Sure, but I don't see how this invalidates the necessity of "ensure contents" or "ack-configure" when rendering to a visible toplevel HWND. If these actions are not needed they just become noops. Note that for child windows GL/VK rendering we may actually need both of these recursively up the window chain (depending on what funky stuff apps want to do and how we end up implementing child GL rendering, e.g., fullscreen toplevel->fullscreen child->fullscreen GL, and toplevel/child are never drawn with GDI).
Assuming we have some logic in win32u, do you think it could work if we ensure that the toplevel window surface is flushed before presenting (ie: calling surface->funcs->flush -> wayland_window_surface_flush)?
Yes, I think doing a flush before every present would work, although I would like to experiment to verify. In the flush function the Wayland driver could check if there is a client subsurface and perform the necessary actions (i.e. ensure contents, ack configure) as needed, even if the flush bounds are empty.

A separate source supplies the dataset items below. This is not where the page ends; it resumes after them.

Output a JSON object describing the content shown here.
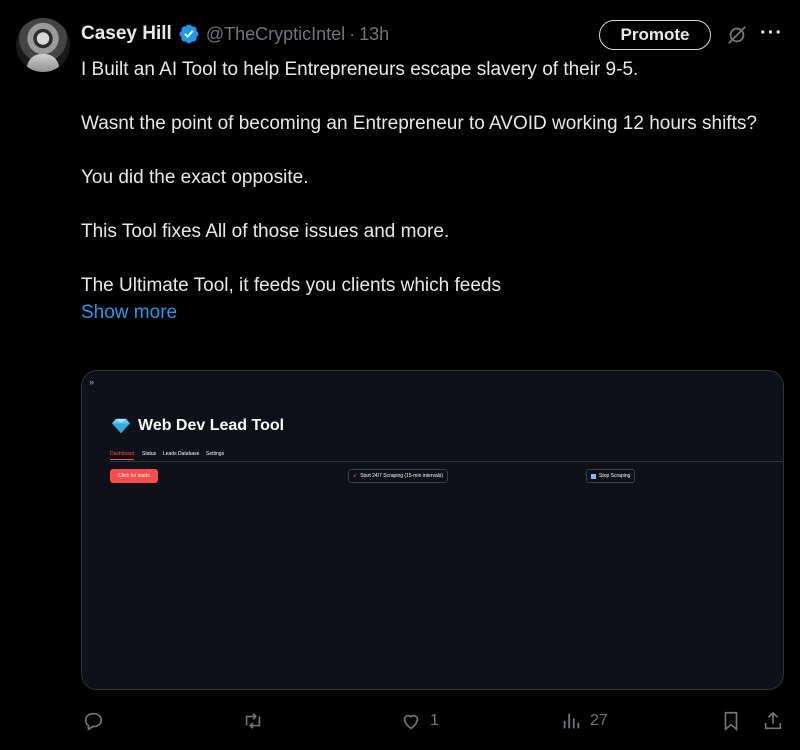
{
  "tweet": {
    "display_name": "Casey Hill",
    "handle": "@TheCrypticIntel",
    "separator": "·",
    "time": "13h",
    "promote_label": "Promote",
    "more_label": "···",
    "paragraphs": [
      "I Built an AI Tool to help Entrepreneurs escape slavery of their 9-5.",
      "Wasnt the point of becoming an Entrepreneur to AVOID working 12 hours shifts?",
      "You did the exact opposite.",
      "This Tool fixes All of those issues and more.",
      "The Ultimate Tool, it feeds you clients which feeds"
    ],
    "show_more": "Show more",
    "accent_color": "#1d9bf0"
  },
  "media": {
    "collapse_icon": "»",
    "app_title": "Web Dev Lead Tool",
    "tabs": [
      "Dashboard",
      "Status",
      "Leads Database",
      "Settings"
    ],
    "active_tab": "Dashboard",
    "buttons": {
      "click_leads": "Click for leads",
      "start_scraping": "Start 24/7 Scraping (15-min intervals)",
      "stop_scraping": "Stop Scraping"
    },
    "accent_color": "#ff4b4b"
  },
  "actions": {
    "reply_count": "",
    "retweet_count": "",
    "like_count": "1",
    "views_count": "27"
  }
}
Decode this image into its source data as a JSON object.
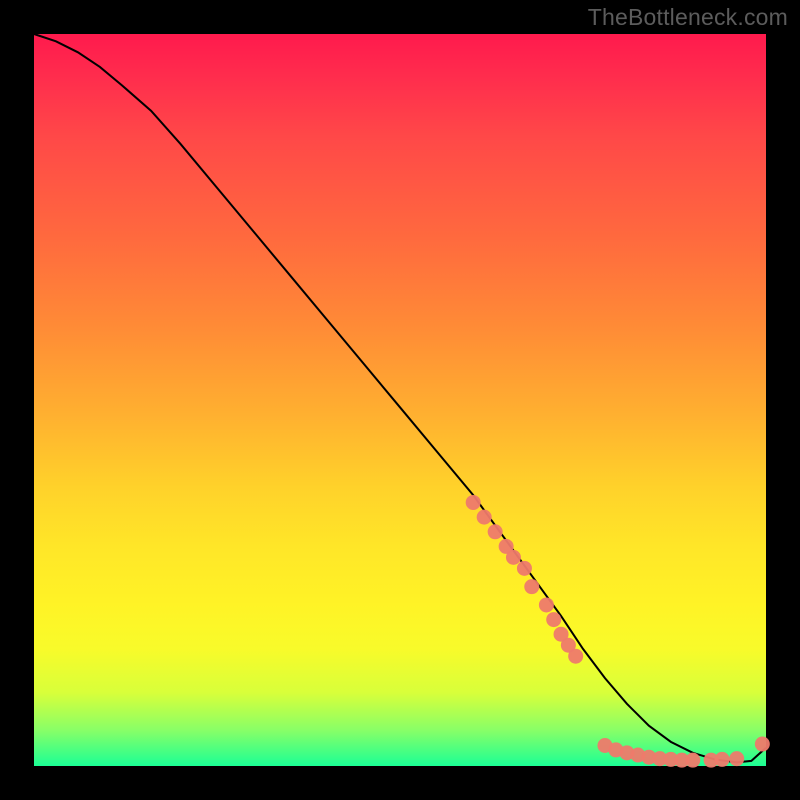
{
  "watermark": "TheBottleneck.com",
  "colors": {
    "background": "#000000",
    "curve": "#000000",
    "dot": "#ee7a6b",
    "gradient_top": "#ff1a4d",
    "gradient_bottom": "#1bff95"
  },
  "chart_data": {
    "type": "line",
    "title": "",
    "xlabel": "",
    "ylabel": "",
    "xlim": [
      0,
      100
    ],
    "ylim": [
      0,
      100
    ],
    "grid": false,
    "series": [
      {
        "name": "curve",
        "style": "line",
        "x": [
          0,
          3,
          6,
          9,
          12,
          16,
          20,
          25,
          30,
          35,
          40,
          45,
          50,
          55,
          60,
          64,
          68,
          72,
          75,
          78,
          81,
          84,
          87,
          90,
          93,
          96,
          98,
          100
        ],
        "y": [
          100,
          99,
          97.5,
          95.5,
          93,
          89.5,
          85,
          79,
          73,
          67,
          61,
          55,
          49,
          43,
          37,
          31.5,
          26,
          20.5,
          16,
          12,
          8.5,
          5.5,
          3.3,
          1.8,
          0.9,
          0.5,
          0.7,
          2.5
        ]
      },
      {
        "name": "markers",
        "style": "scatter",
        "points": [
          {
            "x": 60,
            "y": 36
          },
          {
            "x": 61.5,
            "y": 34
          },
          {
            "x": 63,
            "y": 32
          },
          {
            "x": 64.5,
            "y": 30
          },
          {
            "x": 65.5,
            "y": 28.5
          },
          {
            "x": 67,
            "y": 27
          },
          {
            "x": 68,
            "y": 24.5
          },
          {
            "x": 70,
            "y": 22
          },
          {
            "x": 71,
            "y": 20
          },
          {
            "x": 72,
            "y": 18
          },
          {
            "x": 73,
            "y": 16.5
          },
          {
            "x": 74,
            "y": 15
          },
          {
            "x": 78,
            "y": 2.8
          },
          {
            "x": 79.5,
            "y": 2.2
          },
          {
            "x": 81,
            "y": 1.8
          },
          {
            "x": 82.5,
            "y": 1.5
          },
          {
            "x": 84,
            "y": 1.2
          },
          {
            "x": 85.5,
            "y": 1.0
          },
          {
            "x": 87,
            "y": 0.9
          },
          {
            "x": 88.5,
            "y": 0.8
          },
          {
            "x": 90,
            "y": 0.8
          },
          {
            "x": 92.5,
            "y": 0.8
          },
          {
            "x": 94,
            "y": 0.9
          },
          {
            "x": 96,
            "y": 1.0
          },
          {
            "x": 99.5,
            "y": 3.0
          }
        ]
      }
    ]
  }
}
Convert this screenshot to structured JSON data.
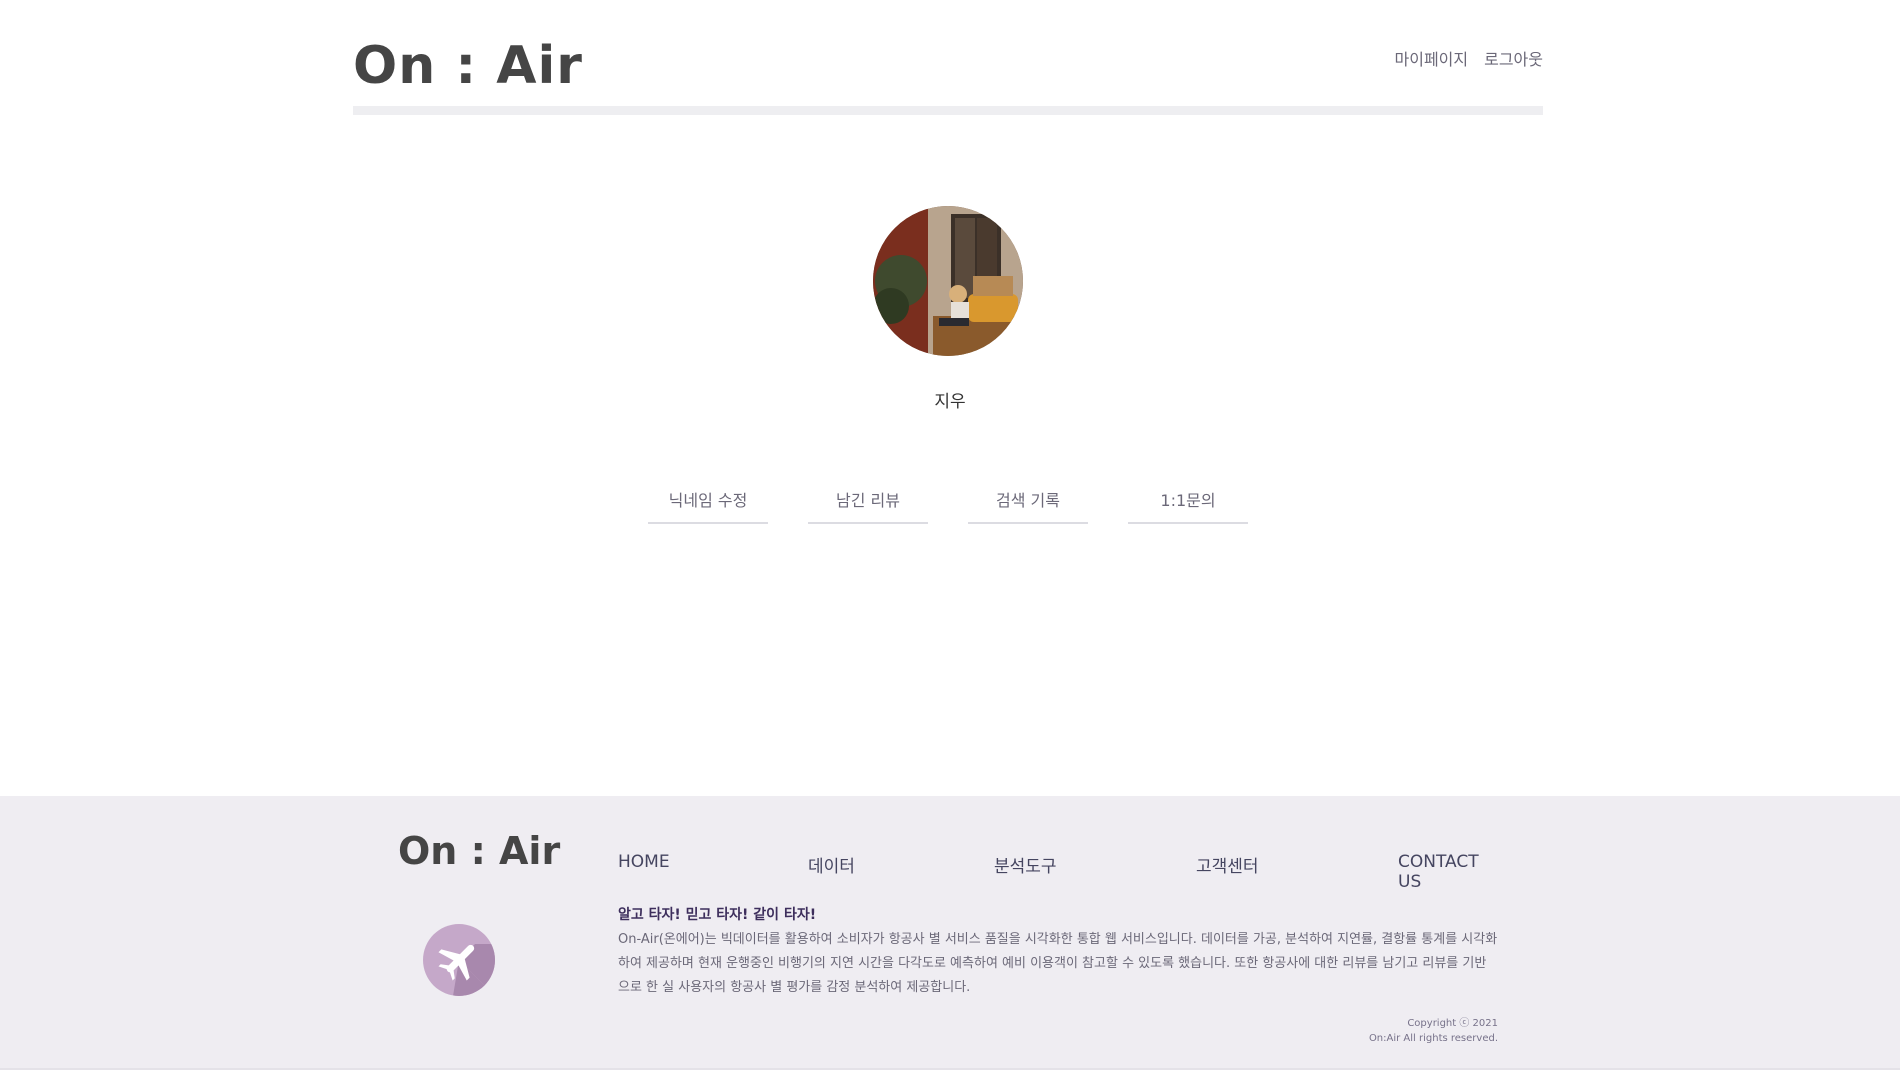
{
  "header": {
    "logo": "On : Air",
    "nav": {
      "mypage": "마이페이지",
      "logout": "로그아웃"
    }
  },
  "profile": {
    "nickname": "지우"
  },
  "tabs": [
    "닉네임 수정",
    "남긴 리뷰",
    "검색 기록",
    "1:1문의"
  ],
  "footer": {
    "logo": "On : Air",
    "icon": "airplane-icon",
    "nav": [
      "HOME",
      "데이터",
      "분석도구",
      "고객센터",
      "CONTACT US"
    ],
    "slogan": "알고 타자! 믿고 타자! 같이 타자!",
    "description": "On-Air(온에어)는 빅데이터를 활용하여 소비자가 항공사 별 서비스 품질을 시각화한 통합 웹 서비스입니다. 데이터를 가공, 분석하여 지연률, 결항률 통계를 시각화하여 제공하며 현재 운행중인 비행기의 지연 시간을 다각도로 예측하여 예비 이용객이 참고할 수 있도록 했습니다. 또한 항공사에 대한 리뷰를 남기고 리뷰를 기반으로 한 실 사용자의 항공사 별 평가를 감정 분석하여 제공합니다.",
    "copyright": "Copyright ⓒ 2021",
    "rights": "On:Air All rights reserved."
  }
}
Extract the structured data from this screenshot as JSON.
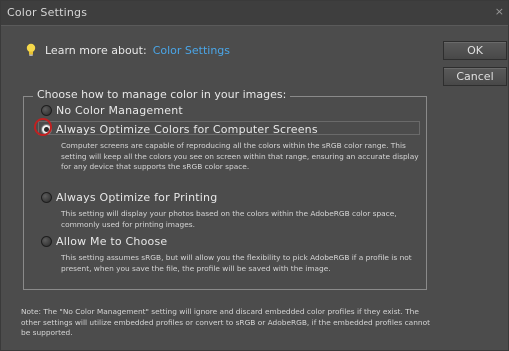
{
  "window": {
    "title": "Color Settings",
    "close_label": "×"
  },
  "learn_more": {
    "prefix": "Learn more about:",
    "link": "Color Settings"
  },
  "buttons": {
    "ok": "OK",
    "cancel": "Cancel"
  },
  "group": {
    "legend": "Choose how to manage color in your images:",
    "options": [
      {
        "label": "No Color Management",
        "checked": false,
        "description": ""
      },
      {
        "label": "Always Optimize Colors for Computer Screens",
        "checked": true,
        "description": "Computer screens are capable of reproducing all the colors within the sRGB color range. This setting will keep all the colors you see on screen within that range, ensuring an accurate display for any device that supports the sRGB color space."
      },
      {
        "label": "Always Optimize for Printing",
        "checked": false,
        "description": "This setting will display your photos based on the colors within the AdobeRGB color space, commonly used for printing images."
      },
      {
        "label": "Allow Me to Choose",
        "checked": false,
        "description": "This setting assumes sRGB, but will allow you the flexibility to pick AdobeRGB if a profile is not present, when you save the file, the profile will be saved with the image."
      }
    ]
  },
  "note": "Note: The \"No Color Management\" setting will ignore and discard embedded color profiles if they exist. The other settings will utilize embedded profiles or convert to sRGB or AdobeRGB, if the embedded profiles cannot be supported.",
  "colors": {
    "background": "#4c4c4c",
    "link": "#4aa6e8",
    "highlight_ring": "#c02020"
  }
}
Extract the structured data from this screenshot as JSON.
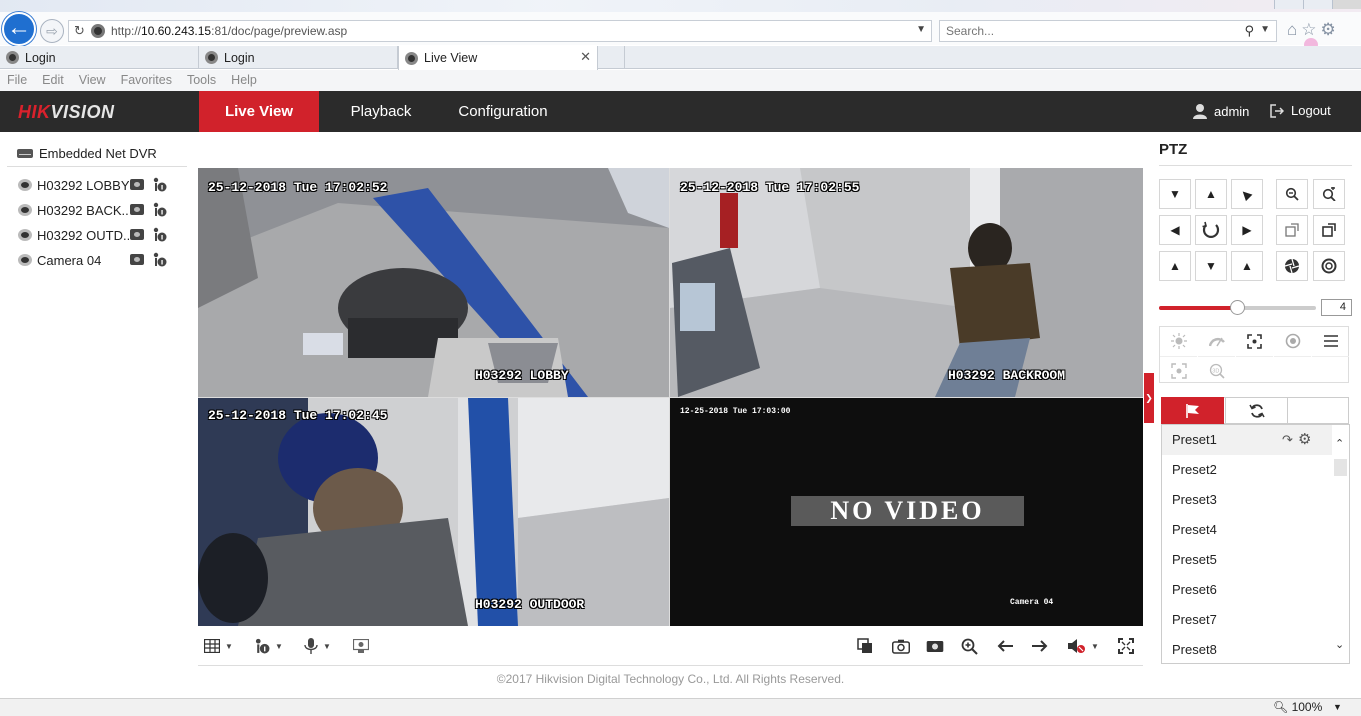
{
  "browser": {
    "url_prefix": "http://",
    "url_host": "10.60.243.15",
    "url_rest": ":81/doc/page/preview.asp",
    "search_placeholder": "Search...",
    "tabs": [
      {
        "label": "Login"
      },
      {
        "label": "Login"
      },
      {
        "label": "Live View"
      }
    ],
    "menu": [
      "File",
      "Edit",
      "View",
      "Favorites",
      "Tools",
      "Help"
    ],
    "zoom": "100%"
  },
  "app": {
    "brand_red": "HIK",
    "brand_white": "VISION",
    "nav": [
      {
        "label": "Live View",
        "active": true
      },
      {
        "label": "Playback"
      },
      {
        "label": "Configuration"
      }
    ],
    "user": "admin",
    "logout": "Logout",
    "colors": {
      "accent": "#d1222b",
      "header": "#2b2b2b"
    }
  },
  "tree": {
    "device": "Embedded Net DVR",
    "cameras": [
      {
        "label": "H03292 LOBBY"
      },
      {
        "label": "H03292 BACK..."
      },
      {
        "label": "H03292 OUTD..."
      },
      {
        "label": "Camera 04"
      }
    ]
  },
  "video": {
    "cells": [
      {
        "timestamp": "25-12-2018 Tue 17:02:52",
        "name": "H03292 LOBBY"
      },
      {
        "timestamp": "25-12-2018 Tue 17:02:55",
        "name": "H03292 BACKROOM"
      },
      {
        "timestamp": "25-12-2018 Tue 17:02:45",
        "name": "H03292 OUTDOOR"
      },
      {
        "timestamp": "12-25-2018 Tue 17:03:00",
        "name": "Camera 04",
        "overlay": "NO VIDEO"
      }
    ]
  },
  "ptz": {
    "title": "PTZ",
    "speed": "4",
    "speed_level_fraction": 0.5,
    "presets": [
      "Preset1",
      "Preset2",
      "Preset3",
      "Preset4",
      "Preset5",
      "Preset6",
      "Preset7",
      "Preset8"
    ]
  },
  "footer": {
    "copyright": "©2017 Hikvision Digital Technology Co., Ltd. All Rights Reserved."
  }
}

One potential downside is that without other information we would base our decision just on the existence of a client subsurface, regardless of whether that subsurface is going to be rendered to. The current approach only performs the extra actions when we know it's absolutely necessary. Perhaps a hint that this is a pre-presentation flush would help if this turns out to be a problem, or use a different function altogether, e.g., "prepare_for_external_present".
I do wonder, though, if forcing a flush in this way could lead to glitches, e.g., with multiple threads, and there is complex GDI drawing going on and we flush in the middle of it (between operations that lock the window surface). Perhaps we should only perform this flush if the bounds are empty, or go with the "prepare_for_external_present" as mentioned above.